Sabtu, 08 Desember 2007

wow......!!!

Suara gemuruh, memecah suasana pagi,ramai seperti pasar, terdengar di depan pintu masuk auditorium kampus untirta serang. Bagamana tidak, hari itu 8 desember, auditorium itu akan di hadiri oleh salah satu sastrawan Indonesia,sastrawan yang masih eksis di usianya yang sudah beranjak senja. Dialah PUTU WIJAYA, sastrawan yang telah menorehkan perjuangan bagi perkembangan sastra di Indonesia ini. Antrian penuh sesak pun rela mereka lakukan hanya semata-mata ingin menghadiri sastrawan itu, begitu juga dengan penukis (aku), aku pun rela berdesak-desakan dengan mahluk hidup lain hanya semata-mata untuk menyaksikan kesempatan yang mungkin tak datang 2 kali.

Kesukaan tentang sastra,ku mulai di saat akhir2 aku di bangku SMP. Saat itu ada satu orang yang begitu mendorong ku untuk mencipta sebuah sastra, namun saat itu yang palinh sering ku cipta adalah syair2 dan puisi. Semua ciptaan ku saat itu hanyalah ungkapan yang ingin ku ungkap dalam sebuah tulisan dan semua itu tertuju untuk orang yang saat itu begitu hidup dalam kehidupanku. Berlanjut sampai ku duduk di bangku SMA, hobi menulis pun terus aku lakukan. Sampai saat ini, sampai tulisan ni terbaca oleh banyak orang.

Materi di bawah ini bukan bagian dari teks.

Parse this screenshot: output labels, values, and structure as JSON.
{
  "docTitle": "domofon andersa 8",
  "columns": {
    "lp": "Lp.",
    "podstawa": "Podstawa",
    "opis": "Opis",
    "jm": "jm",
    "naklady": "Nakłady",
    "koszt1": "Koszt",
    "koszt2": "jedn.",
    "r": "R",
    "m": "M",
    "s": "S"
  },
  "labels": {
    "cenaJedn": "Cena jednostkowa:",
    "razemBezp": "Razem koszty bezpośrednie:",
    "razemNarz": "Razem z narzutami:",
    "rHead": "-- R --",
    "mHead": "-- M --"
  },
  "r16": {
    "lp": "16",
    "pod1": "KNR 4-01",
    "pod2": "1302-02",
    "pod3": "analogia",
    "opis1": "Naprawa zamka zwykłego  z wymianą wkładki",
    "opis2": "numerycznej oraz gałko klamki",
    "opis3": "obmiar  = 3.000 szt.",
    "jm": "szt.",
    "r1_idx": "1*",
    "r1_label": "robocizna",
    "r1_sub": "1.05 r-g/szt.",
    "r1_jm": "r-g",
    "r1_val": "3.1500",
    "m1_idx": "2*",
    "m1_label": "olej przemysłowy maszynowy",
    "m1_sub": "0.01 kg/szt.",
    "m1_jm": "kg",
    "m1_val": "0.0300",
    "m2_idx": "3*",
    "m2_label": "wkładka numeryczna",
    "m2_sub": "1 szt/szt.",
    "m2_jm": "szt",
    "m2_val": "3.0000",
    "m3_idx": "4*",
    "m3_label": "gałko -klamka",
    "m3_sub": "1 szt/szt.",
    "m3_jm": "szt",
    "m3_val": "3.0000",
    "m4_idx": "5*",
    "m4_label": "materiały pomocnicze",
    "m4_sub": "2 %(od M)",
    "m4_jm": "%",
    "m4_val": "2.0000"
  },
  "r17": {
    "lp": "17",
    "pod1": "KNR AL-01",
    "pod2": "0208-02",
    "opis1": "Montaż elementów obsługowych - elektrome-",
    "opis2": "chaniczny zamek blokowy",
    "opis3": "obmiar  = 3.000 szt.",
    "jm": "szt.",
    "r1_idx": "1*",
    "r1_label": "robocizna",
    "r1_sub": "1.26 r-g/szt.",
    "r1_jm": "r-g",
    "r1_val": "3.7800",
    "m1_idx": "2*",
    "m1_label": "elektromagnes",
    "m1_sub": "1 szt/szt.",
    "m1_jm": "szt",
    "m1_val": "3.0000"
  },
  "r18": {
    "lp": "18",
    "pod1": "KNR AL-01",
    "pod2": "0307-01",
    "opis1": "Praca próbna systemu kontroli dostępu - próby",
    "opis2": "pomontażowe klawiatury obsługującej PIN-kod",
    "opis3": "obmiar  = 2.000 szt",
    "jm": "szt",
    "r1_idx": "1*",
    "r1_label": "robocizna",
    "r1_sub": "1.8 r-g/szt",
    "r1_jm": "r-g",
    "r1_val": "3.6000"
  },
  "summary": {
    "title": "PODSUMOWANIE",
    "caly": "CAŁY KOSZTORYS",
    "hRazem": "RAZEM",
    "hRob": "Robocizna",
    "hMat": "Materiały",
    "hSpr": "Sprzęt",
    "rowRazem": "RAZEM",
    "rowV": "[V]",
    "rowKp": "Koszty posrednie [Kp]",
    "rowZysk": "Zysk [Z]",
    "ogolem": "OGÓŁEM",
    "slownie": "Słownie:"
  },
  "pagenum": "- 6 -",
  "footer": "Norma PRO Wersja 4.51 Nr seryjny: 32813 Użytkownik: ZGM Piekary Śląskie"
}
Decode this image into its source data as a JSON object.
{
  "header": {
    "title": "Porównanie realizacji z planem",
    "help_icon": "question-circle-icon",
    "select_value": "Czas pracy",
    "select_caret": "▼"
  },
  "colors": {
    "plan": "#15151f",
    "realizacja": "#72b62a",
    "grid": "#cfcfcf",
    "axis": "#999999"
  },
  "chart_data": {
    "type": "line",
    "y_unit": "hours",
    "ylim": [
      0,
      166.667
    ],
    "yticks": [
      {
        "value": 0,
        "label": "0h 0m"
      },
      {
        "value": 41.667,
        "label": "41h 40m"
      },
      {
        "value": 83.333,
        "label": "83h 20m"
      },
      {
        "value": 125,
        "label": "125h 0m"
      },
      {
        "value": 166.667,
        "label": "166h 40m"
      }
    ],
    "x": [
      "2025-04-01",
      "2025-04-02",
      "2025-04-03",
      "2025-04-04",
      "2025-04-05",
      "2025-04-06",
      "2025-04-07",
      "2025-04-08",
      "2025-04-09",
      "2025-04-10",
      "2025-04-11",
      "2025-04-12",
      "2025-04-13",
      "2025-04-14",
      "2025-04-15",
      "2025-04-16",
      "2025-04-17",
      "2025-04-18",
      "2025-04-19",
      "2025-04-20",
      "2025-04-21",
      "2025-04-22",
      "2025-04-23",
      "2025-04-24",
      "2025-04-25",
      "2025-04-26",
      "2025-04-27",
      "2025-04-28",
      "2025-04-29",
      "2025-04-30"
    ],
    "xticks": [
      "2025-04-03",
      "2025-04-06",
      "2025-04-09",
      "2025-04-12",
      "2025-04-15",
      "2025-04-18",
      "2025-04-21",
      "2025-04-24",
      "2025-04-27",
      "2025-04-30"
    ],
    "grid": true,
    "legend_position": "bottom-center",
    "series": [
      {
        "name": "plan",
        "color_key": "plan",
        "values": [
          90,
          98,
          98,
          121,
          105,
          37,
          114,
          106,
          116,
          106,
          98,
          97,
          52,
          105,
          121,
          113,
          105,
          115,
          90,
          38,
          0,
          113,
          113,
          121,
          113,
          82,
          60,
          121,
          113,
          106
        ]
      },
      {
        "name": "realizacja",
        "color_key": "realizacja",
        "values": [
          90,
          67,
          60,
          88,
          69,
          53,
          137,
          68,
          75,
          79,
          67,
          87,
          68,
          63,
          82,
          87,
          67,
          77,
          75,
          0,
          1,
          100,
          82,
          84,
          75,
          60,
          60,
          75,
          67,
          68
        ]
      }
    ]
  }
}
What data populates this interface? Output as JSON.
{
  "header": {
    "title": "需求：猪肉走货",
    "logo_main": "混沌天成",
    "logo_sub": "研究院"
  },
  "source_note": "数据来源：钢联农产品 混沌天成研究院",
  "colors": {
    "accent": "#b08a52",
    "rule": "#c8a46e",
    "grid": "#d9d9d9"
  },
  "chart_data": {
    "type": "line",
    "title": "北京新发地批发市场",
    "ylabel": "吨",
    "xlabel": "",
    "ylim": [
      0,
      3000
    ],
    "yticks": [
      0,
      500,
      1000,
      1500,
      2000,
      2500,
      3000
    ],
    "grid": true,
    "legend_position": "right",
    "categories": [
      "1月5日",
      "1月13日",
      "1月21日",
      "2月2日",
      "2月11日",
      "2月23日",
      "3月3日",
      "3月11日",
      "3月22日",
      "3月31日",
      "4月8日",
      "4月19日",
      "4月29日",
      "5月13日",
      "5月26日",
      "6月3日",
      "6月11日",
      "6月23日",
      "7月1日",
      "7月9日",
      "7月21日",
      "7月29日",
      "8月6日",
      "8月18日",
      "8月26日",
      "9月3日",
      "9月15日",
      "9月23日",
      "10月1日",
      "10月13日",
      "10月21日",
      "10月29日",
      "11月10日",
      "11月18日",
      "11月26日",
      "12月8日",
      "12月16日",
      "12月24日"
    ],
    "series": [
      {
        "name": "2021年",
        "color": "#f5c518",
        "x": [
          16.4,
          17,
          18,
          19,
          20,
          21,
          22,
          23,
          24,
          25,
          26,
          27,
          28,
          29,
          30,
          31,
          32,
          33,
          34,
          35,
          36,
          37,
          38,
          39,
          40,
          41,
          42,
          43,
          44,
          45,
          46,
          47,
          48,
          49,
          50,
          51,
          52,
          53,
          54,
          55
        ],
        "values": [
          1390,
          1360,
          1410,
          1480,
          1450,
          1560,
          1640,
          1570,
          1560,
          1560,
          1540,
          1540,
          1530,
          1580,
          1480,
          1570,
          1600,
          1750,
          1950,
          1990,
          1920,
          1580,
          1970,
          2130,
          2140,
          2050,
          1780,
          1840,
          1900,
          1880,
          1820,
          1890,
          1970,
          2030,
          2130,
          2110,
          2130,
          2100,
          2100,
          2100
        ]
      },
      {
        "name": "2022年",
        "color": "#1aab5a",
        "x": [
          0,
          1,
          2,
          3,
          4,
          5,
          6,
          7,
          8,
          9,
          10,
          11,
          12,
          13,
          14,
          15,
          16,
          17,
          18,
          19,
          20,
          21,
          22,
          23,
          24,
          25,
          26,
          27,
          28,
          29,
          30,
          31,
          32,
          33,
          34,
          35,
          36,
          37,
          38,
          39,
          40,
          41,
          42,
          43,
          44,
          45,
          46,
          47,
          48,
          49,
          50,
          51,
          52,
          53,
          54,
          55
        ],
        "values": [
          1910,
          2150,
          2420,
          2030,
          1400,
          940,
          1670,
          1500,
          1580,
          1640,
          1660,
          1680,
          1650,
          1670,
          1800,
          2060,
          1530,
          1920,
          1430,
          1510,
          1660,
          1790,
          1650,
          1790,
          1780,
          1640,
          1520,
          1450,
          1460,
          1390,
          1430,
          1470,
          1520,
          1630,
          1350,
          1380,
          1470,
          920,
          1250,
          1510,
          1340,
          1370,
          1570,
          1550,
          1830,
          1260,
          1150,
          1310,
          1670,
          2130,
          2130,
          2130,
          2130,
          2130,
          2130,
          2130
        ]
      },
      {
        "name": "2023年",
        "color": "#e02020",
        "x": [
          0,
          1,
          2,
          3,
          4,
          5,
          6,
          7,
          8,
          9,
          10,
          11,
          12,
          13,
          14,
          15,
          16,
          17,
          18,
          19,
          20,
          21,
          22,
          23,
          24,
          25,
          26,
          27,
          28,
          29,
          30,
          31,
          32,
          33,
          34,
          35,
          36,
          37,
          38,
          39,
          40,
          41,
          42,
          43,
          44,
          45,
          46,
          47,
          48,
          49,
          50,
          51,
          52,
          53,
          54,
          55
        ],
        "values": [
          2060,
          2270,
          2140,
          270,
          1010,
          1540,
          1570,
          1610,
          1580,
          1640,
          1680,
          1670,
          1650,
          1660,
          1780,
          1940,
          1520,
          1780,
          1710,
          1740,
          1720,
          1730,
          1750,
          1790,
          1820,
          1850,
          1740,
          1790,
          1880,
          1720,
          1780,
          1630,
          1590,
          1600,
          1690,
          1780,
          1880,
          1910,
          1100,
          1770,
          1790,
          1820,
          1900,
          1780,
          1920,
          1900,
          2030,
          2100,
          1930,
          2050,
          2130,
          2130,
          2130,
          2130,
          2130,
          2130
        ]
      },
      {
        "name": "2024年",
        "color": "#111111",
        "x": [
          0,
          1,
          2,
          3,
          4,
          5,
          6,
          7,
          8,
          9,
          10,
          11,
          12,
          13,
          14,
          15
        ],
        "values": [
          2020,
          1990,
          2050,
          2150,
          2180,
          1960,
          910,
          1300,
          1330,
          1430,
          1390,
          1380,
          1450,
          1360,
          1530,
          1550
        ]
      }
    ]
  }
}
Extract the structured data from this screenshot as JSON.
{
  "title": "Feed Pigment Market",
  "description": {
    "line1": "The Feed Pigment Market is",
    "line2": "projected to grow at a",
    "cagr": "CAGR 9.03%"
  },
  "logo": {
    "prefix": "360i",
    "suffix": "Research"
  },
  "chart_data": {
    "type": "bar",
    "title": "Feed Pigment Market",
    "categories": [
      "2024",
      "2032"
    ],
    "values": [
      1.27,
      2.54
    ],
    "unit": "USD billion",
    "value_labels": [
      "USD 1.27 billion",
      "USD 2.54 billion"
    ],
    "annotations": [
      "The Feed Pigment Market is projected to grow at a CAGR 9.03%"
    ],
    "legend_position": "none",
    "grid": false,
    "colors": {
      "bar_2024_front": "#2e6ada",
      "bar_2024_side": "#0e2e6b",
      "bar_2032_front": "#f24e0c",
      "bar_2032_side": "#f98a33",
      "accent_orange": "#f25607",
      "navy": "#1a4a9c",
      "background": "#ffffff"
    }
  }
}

Jam 9 an putu wijaya pun berdiri di depan para hadirin, dengan hiasan yang begitu unik, auditorium itu pun terdekor dengan cantik dan menawan. Dengan topi putih di kepala. Putu wijaya mulai menyapa para hadirin, yah termasuk aku. Betapa senangnya aku saat itu,melihat secara langsung sastrawan yang mengabdi di Indonesia ini, dengan suaranya yang khas, begitu mengesankan bagiku.

Putu wijaya mulai bercerita,berbagi pengalaman tentang sastra kepada hadirin itu.mengutip dari perkataan beliau,beliau pernah bertemu dengan sastrawan prancis,sastrawan prancis itu berkta pada beliau(putu wijaya)”perbedaan sastra di indonesiadan sastra prancis yaitu, Indonesia lebih memposisikan sastra sebagai suatu hiburan,sedagkan di prancis sastra di posisikan sebaga ilmu”. Perkataan ini membuat putu wijaya sedih, memang benar, yang seharusnya terjadi adalah sastra harus kita posisikan sebagai ilmu, bukan semata-mata sebagai hiburan,sastra memang berpotensi menghibur,tapi sastra bukan sebuah hiburan.saat ini, ada berapa anak bangsa yang mengenal dan memahami sastra “indonesia”???mungkin masi bias di hitung dengan jari,munkin kita pun tak begitu mengenal dengan arti dari sebuah makna “”sastra”.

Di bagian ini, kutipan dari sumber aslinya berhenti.